A escola é uma referência para a criança, ainda que estejamos todos afastados. Se o pai de uma criança morre é importante a escola, professores e colegas se fazerem presentes e demonstrarem sua preocupação e cuidado. Realizar algum tipo de manifestação coletiva, como uma produção escrita, um vídeo, uma música cantada por todos em uma conferência, um bolo acompanhado de um cartão, são ideias do que se pode fazer para estar presente e demonstrar atenção. Também é importante se preparar para o retorno às aulas e ficar atento às necessidades desta criança.
Estou preocupada com o trauma que a volta ao normal pode causar, acho que assustei demais meu filho ao protegê-lo do vírus.
Na situação em que estamos vivendo é preciso dizer que temos algumas coisas que sabemos e outras que não. As coisas que sabemos se referem a como podemos nos proteger, como o cuidado com a higiene. Em relação a estas ações podemos ter controle. Sobre aquelas coisas para as quais ainda não temos respostas precisamos colocar nossa confiança em quem pode fazer alguma coisa: médicos, cientistas, profissionais de diferentes áreas tentando achar uma solução para este momento. A confiança em que estamos todos fazendo tudo o que sabemos, da melhor maneira possível, pode aliviar nossos medos diante desta situação desconhecida e assustadora.
Essa distância forçada de família e amigos gera também algum trauma/luto nas crianças?

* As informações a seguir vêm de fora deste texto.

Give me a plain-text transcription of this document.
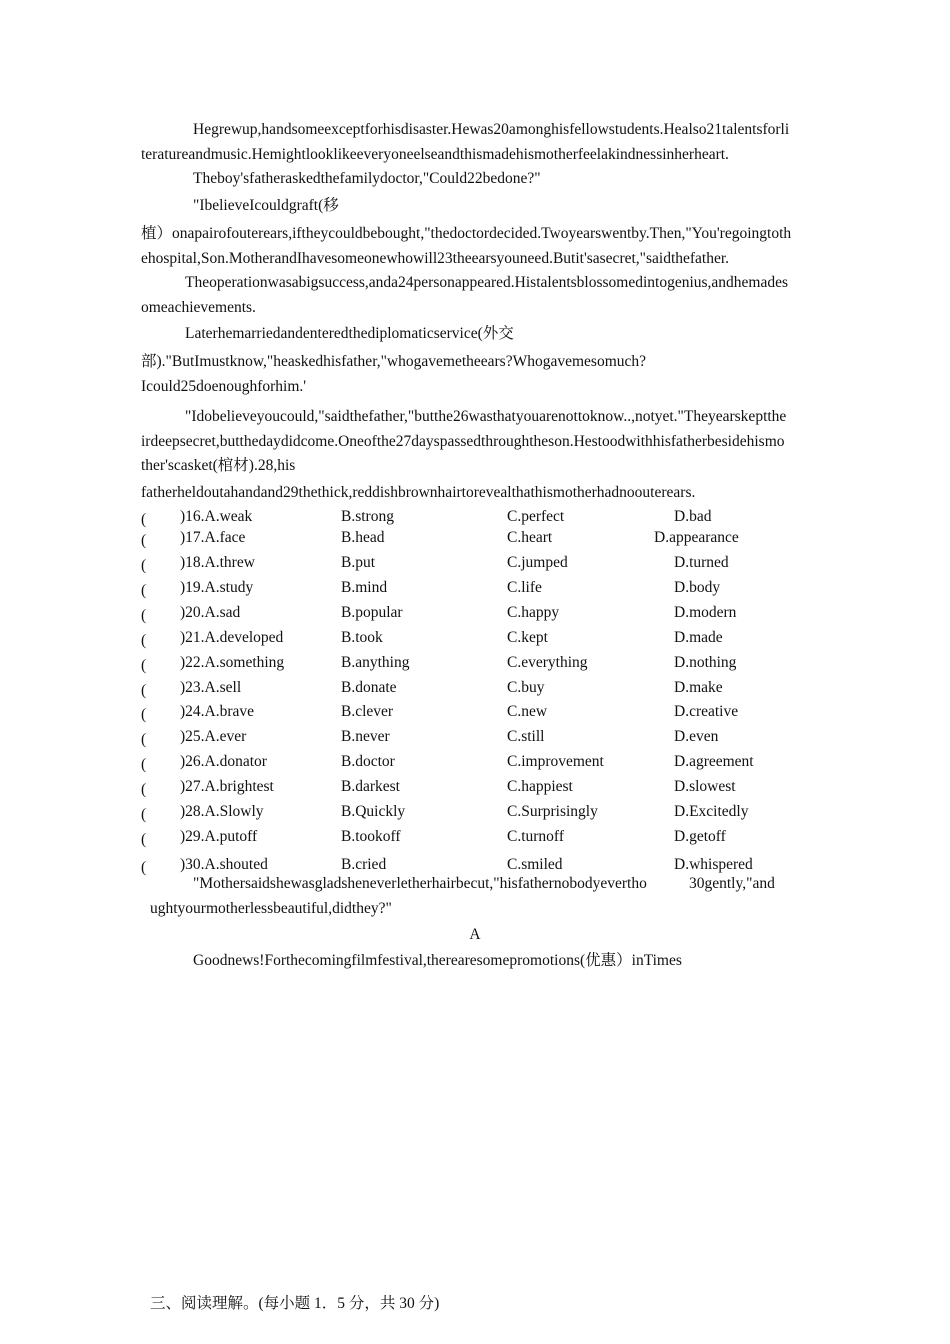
Hegrewup,handsomeexceptforhisdisaster.Hewas20amonghisfellowstudents.Healso21talentsforli
teratureandmusic.Hemightlooklikeeveryoneelseandthismadehismotherfeelakindnessinherheart.
Theboy'sfatheraskedthefamilydoctor,"Could22bedone?"
"IbelieveIcouldgraft(移
植）onapairofouterears,iftheycouldbebought,"thedoctordecided.Twoyearswentby.Then,"You'regoingtoth
ehospital,Son.MotherandIhavesomeonewhowill23theearsyouneed.Butit'sasecret,"saidthefather.
Theoperationwasabigsuccess,anda24personappeared.Histalentsblossomedintogenius,andhemades
omeachievements.
Laterhemarriedandenteredthediplomaticservice(外交
部)."ButImustknow,"heaskedhisfather,"whogavemetheears?Whogavemesomuch?
Icould25doenoughforhim.'
"Idobelieveyoucould,"saidthefather,"butthe26wasthatyouarenottoknow..,notyet."Theyearskeptthe
irdeepsecret,butthedaydidcome.Oneofthe27dayspassedthroughtheson.Hestoodwithhisfatherbesidehismo
ther'scasket(棺材).28,his
fatherheldoutahandand29thethick,reddishbrownhairtorevealthathismotherhadnoouterears.
( )16.A.weak	B.strong	C.perfect	D.bad
( )17.A.face	B.head	C.heart	D.appearance
( )18.A.threw	B.put	C.jumped	D.turned
( )19.A.study	B.mind	C.life	D.body
( )20.A.sad	B.popular	C.happy	D.modern
( )21.A.developed	B.took	C.kept	D.made
( )22.A.something	B.anything	C.everything	D.nothing
( )23.A.sell	B.donate	C.buy	D.make
( )24.A.brave	B.clever	C.new	D.creative
( )25.A.ever	B.never	C.still	D.even
( )26.A.donator	B.doctor	C.improvement	D.agreement
( )27.A.brightest	B.darkest	C.happiest	D.slowest
( )28.A.Slowly	B.Quickly	C.Surprisingly	D.Excitedly
( )29.A.putoff	B.tookoff	C.turnoff	D.getoff
( )30.A.shouted	B.cried	C.smiled	D.whispered
"Mothersaidshewasgladsheneverletherhairbecut,"hisfathernobodyevertho	30gently,"and
ughtyourmotherlessbeautiful,didthey?"
A
Goodnews!Forthecomingfilmfestival,therearesomepromotions(优惠）inTimes
三、阅读理解。(每小题 1．5 分，共 30 分)
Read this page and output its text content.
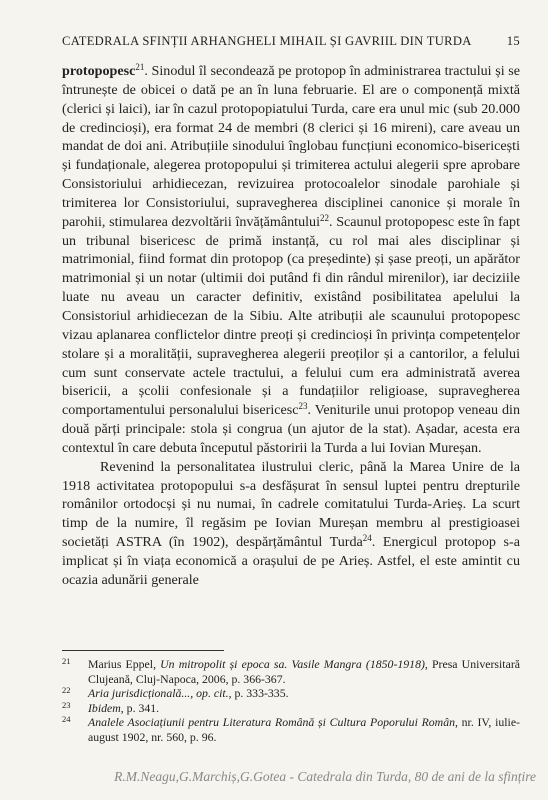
CATEDRALA SFINȚII ARHANGHELI MIHAIL ȘI GAVRIIL DIN TURDA	15

protopopesc$^{21}$. Sinodul îl secondează pe protopop în administrarea tractului și se întrunește de obicei o dată pe an în luna februarie. El are o componență mixtă (clerici și laici), iar în cazul protopopiatului Turda, care era unul mic (sub 20.000 de credincioși), era format 24 de membri (8 clerici și 16 mireni), care aveau un mandat de doi ani. Atribuțiile sinodului înglobau funcțiuni economico-bisericești și fundaționale, alegerea protopopului și trimiterea actului alegerii spre aprobare Consistoriului arhidiecezan, revizuirea protocoalelor sinodale parohiale și trimiterea lor Consistoriului, supravegherea disciplinei canonice și morale în parohii, stimularea dezvoltării învățământului$^{22}$. Scaunul protopopesc este în fapt un tribunal bisericesc de primă instanță, cu rol mai ales disciplinar și matrimonial, fiind format din protopop (ca președinte) și șase preoți, un apărător matrimonial și un notar (ultimii doi putând fi din rândul mirenilor), iar deciziile luate nu aveau un caracter definitiv, existând posibilitatea apelului la Consistoriul arhidiecezan de la Sibiu. Alte atribuții ale scaunului protopopesc vizau aplanarea conflictelor dintre preoți și credincioși în privința competențelor stolare și a moralității, supravegherea alegerii preoților și a cantorilor, a felului cum sunt conservate actele tractului, a felului cum era administrată averea bisericii, a școlii confesionale și a fundațiilor religioase, supravegherea comportamentului personalului bisericesc$^{23}$. Veniturile unui protopop veneau din două părți principale: stola și congrua (un ajutor de la stat). Așadar, acesta era contextul în care debuta începutul păstoririi la Turda a lui Iovian Mureșan.

Revenind la personalitatea ilustrului cleric, până la Marea Unire de la 1918 activitatea protopopului s-a desfășurat în sensul luptei pentru drepturile românilor ortodocși și nu numai, în cadrele comitatului Turda-Arieș. La scurt timp de la numire, îl regăsim pe Iovian Mureșan membru al prestigioasei societăți ASTRA (în 1902), despărțământul Turda$^{24}$. Energicul protopop s-a implicat și în viața economică a orașului de pe Arieș. Astfel, el este amintit cu ocazia adunării generale

21 Marius Eppel, Un mitropolit și epoca sa. Vasile Mangra (1850-1918), Presa Universitară Clujeană, Cluj-Napoca, 2006, p. 366-367.
22 Aria jurisdicțională..., op. cit., p. 333-335.
23 Ibidem, p. 341.
24 Analele Asociațiunii pentru Literatura Română și Cultura Poporului Român, nr. IV, iulie-august 1902, nr. 560, p. 96.
R.M.Neagu,G.Marchiș,G.Gotea - Catedrala din Turda, 80 de ani de la sfințire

A situação que estamos vivendo atinge a todos: adultos e crianças. Neste cenário famílias estão passando por diferentes tipos de perda: adoecimento e morte; perdas financeiras; perda de projetos e expectativas de futuro; perda da sensação de segurança e perda da rotina. A perda do mundo tal como conhecíamos gera uma reação esperada de luto, que é um processo de adaptação à nova realidade. Podemos observar nas crianças diferentes reações, sentimentos e comportamentos diante do luto: irritabilidade, tristeza, medo, insegurança, alteração na alimentação, sono, concentração, entre outros. Quando compreendemos que estas reações são normais e esperadas, fica mais fácil acolher as crianças, respeitar seus sentimentos e ajudá-la na adaptação às novidades.
É importante assegurar às crianças de que estamos fazendo o possível para nos adaptarmos e confiar que vamos tentar encontrar formas de enfrentar os desafios que forem surgindo. É muito importante também que os adultos busquem formas de se sentirem confiantes para passar por esse período. Crianças ficam desestabilizadas quando seus cuidadores estão muito desorganizados. Encontrar alternativas para a continuidade das relações familiares e com amigos é essencial. Toda a criatividade é importante neste momento: cozinhar algo especial e enviar aos avós, gravar vídeos contando piadas para alegrar os familiares, marcar reuniões virtuais com os amigos da escola, tudo que ajude a manter contato e expressar e receber afetos pode ser bom.